OpenSearch/OpenDistro are AWS run products and differ from the original Elasticsearch and Kibana products that Elastic builds and maintains. You may need to contact them directly for further assistance.

(This is an automated response from your friendly Elastic bot. Please report this post if you have any suggestions or concerns :elasticheart: )

Here I provided more details when investigated the issue [BUG] Invalid UTF-8 start byte issue · Issue #187 · opensearch-project/logstash-output-opensearch · GitHub

Hi @dstepanov25 You are in the wrong community, this community forum for Elasticsearch and does not support Opensearch nor the Opensearch Logstash output plugin so we can not help with that. I suspect you need to visit the Opensearch forum.

Can you replicate the issue using Logstash-OSS and the elasticsearch output pointing to a Elasticsearch cluster?

If you cannot replicate the issue with the above configuration, then the issue may be in the logstash-output-opensearch, which is not developed by Elastic and you will need to check this in the Opensearch forum.

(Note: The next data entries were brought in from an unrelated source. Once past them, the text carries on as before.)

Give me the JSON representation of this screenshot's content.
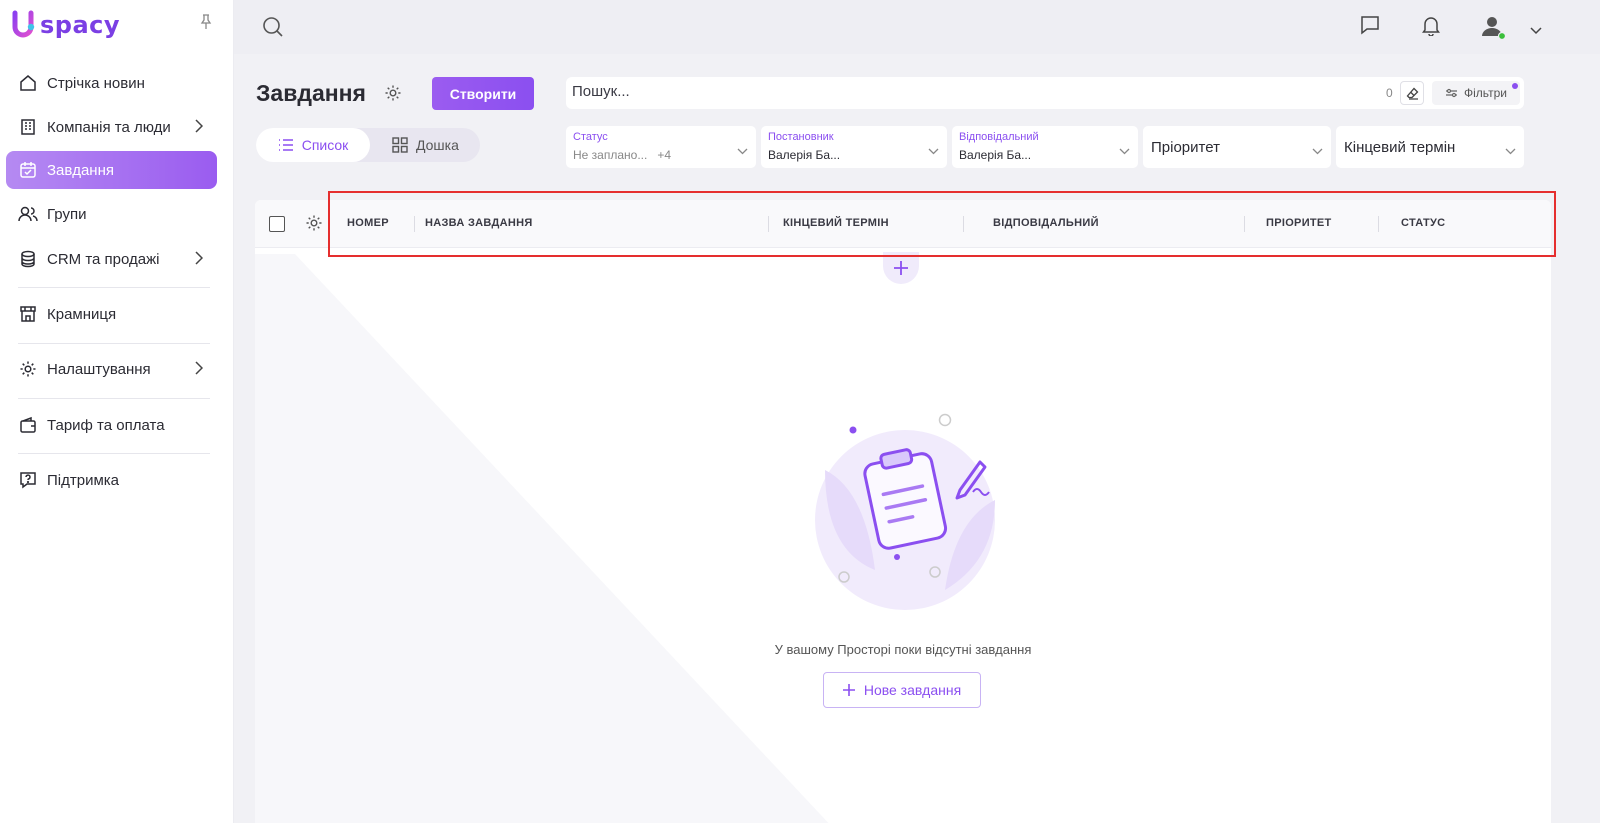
{
  "app": {
    "logo_text": "spacy"
  },
  "sidebar": {
    "items": [
      {
        "label": "Стрічка новин",
        "icon": "home-icon",
        "has_chevron": false
      },
      {
        "label": "Компанія та люди",
        "icon": "building-icon",
        "has_chevron": true
      },
      {
        "label": "Завдання",
        "icon": "calendar-check-icon",
        "has_chevron": false,
        "active": true
      },
      {
        "label": "Групи",
        "icon": "users-icon",
        "has_chevron": false
      },
      {
        "label": "CRM та продажі",
        "icon": "coins-icon",
        "has_chevron": true
      },
      {
        "label": "Крамниця",
        "icon": "store-icon",
        "has_chevron": false
      },
      {
        "label": "Налаштування",
        "icon": "gear-icon",
        "has_chevron": true
      },
      {
        "label": "Тариф та оплата",
        "icon": "wallet-icon",
        "has_chevron": false
      },
      {
        "label": "Підтримка",
        "icon": "help-icon",
        "has_chevron": false
      }
    ]
  },
  "header": {
    "title": "Завдання",
    "create_label": "Створити",
    "view_list_label": "Список",
    "view_board_label": "Дошка"
  },
  "search": {
    "placeholder": "Пошук...",
    "count": "0",
    "filters_label": "Фільтри"
  },
  "filters": {
    "status": {
      "label": "Статус",
      "value": "Не заплано...",
      "extra": "+4"
    },
    "author": {
      "label": "Постановник",
      "value": "Валерія Ба..."
    },
    "responsible": {
      "label": "Відповідальний",
      "value": "Валерія Ба..."
    },
    "priority": {
      "value": "Пріоритет"
    },
    "deadline": {
      "value": "Кінцевий термін"
    }
  },
  "table": {
    "columns": [
      "НОМЕР",
      "НАЗВА ЗАВДАННЯ",
      "КІНЦЕВИЙ ТЕРМІН",
      "ВІДПОВІДАЛЬНИЙ",
      "ПРІОРИТЕТ",
      "СТАТУС"
    ]
  },
  "empty_state": {
    "message": "У вашому Просторі поки відсутні завдання",
    "button_label": "Нове завдання"
  },
  "colors": {
    "accent": "#8b4ff0",
    "highlight": "#e52e2e",
    "online": "#3bbf3b"
  }
}
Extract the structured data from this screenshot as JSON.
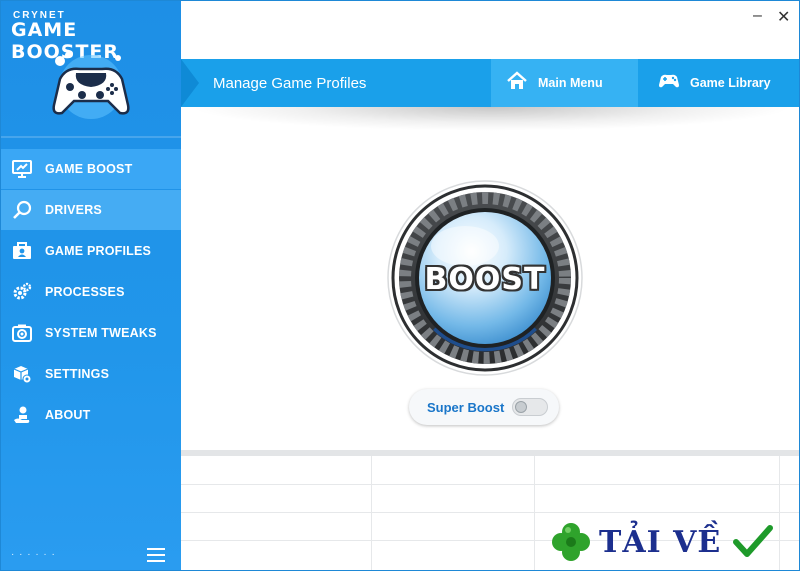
{
  "app": {
    "brand_top": "CRYNET",
    "brand_main": "GAME BOOSTER"
  },
  "sidebar": {
    "items": [
      {
        "label": "GAME BOOST",
        "icon": "monitor-boost-icon",
        "state": "active"
      },
      {
        "label": "DRIVERS",
        "icon": "search-icon",
        "state": "hover"
      },
      {
        "label": "GAME PROFILES",
        "icon": "profile-card-icon",
        "state": "normal"
      },
      {
        "label": "PROCESSES",
        "icon": "gears-icon",
        "state": "normal"
      },
      {
        "label": "SYSTEM TWEAKS",
        "icon": "camera-settings-icon",
        "state": "normal"
      },
      {
        "label": "SETTINGS",
        "icon": "box-settings-icon",
        "state": "normal"
      },
      {
        "label": "ABOUT",
        "icon": "hand-user-icon",
        "state": "normal"
      }
    ],
    "footer_text": "· · · · · ·"
  },
  "window_controls": {
    "minimize": "–",
    "close": "✕"
  },
  "header": {
    "title": "Manage Game Profiles",
    "main_menu_label": "Main Menu",
    "game_library_label": "Game Library"
  },
  "boost": {
    "label": "BOOST",
    "super_boost_label": "Super Boost",
    "super_boost_on": false
  },
  "watermark": {
    "text": "TẢI VỀ"
  },
  "colors": {
    "sidebar": "#2196ea",
    "header": "#1aa0ea",
    "accent_text": "#1a76c9",
    "check_green": "#1e9a2a",
    "clover_green": "#2fa32c"
  }
}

It's working normally on the LS standard version 8.5.3

filter {
    mutate { add_field => { "name1" =>  "Groß" } }     
    mutate { add_field => { "name2" =>  "Groß" } }     
    mutate { gsub => ["name2","ß","ößü" ] }   
}

Result:

{
    "name2" => "Groößü",
    "name1" => "Groß"
}

Might be related to Docker and local settings, check here.
Can you check your locale settings:
localectl status

Hi, this issue also reproduced for Elasticsearch output plugin. I can change my examlpe

Yes, I can reproduce it for Elasticsearch as well.
I tried to execute the script for Elasticsearch 8.6.0 and received the same error.

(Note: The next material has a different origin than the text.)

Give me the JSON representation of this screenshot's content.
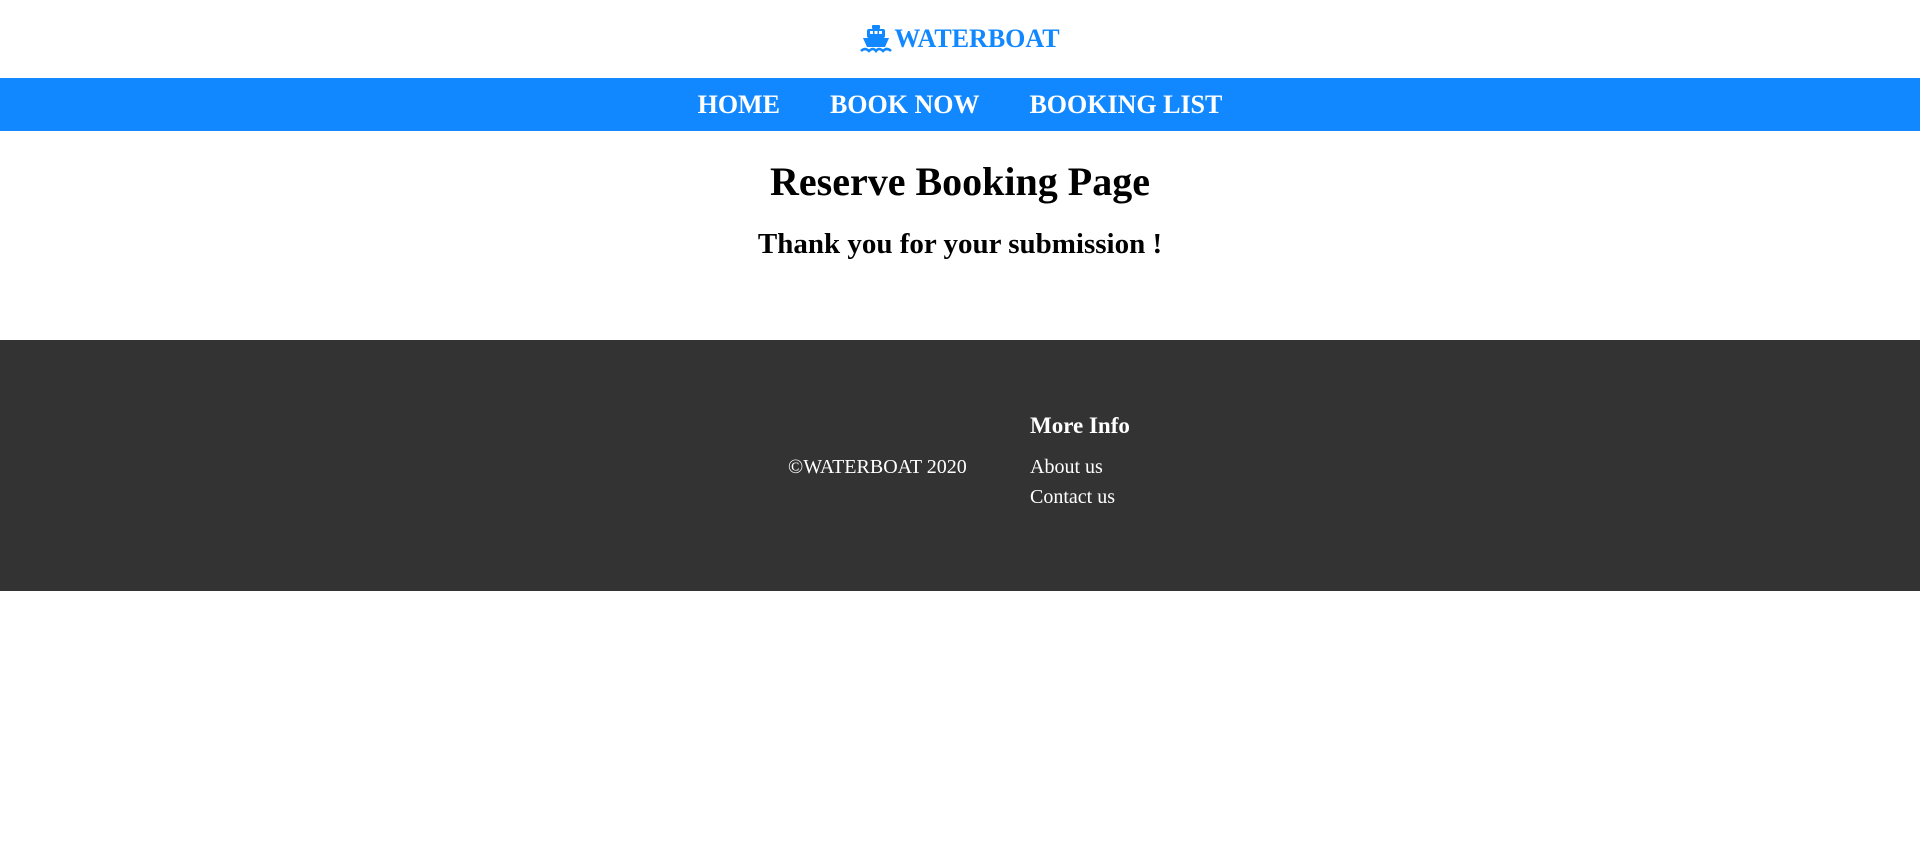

docker run -p 9200:9200 -p 9300:9300 -e "discovery.type=single-node" -e "xpack.security.enabled=false" docker.elastic.co/elasticsearch/elasticsearch:8.6.0

...
output {
    elasticsearch {
        hosts => ["localhost:9200"]
        index => "test_index"
        action => "index"
    }
}

I tried this scenario with Logstash-8-6-0 and with Logstash-OSS-8-6-0.
The issue is reproduced only with OSS version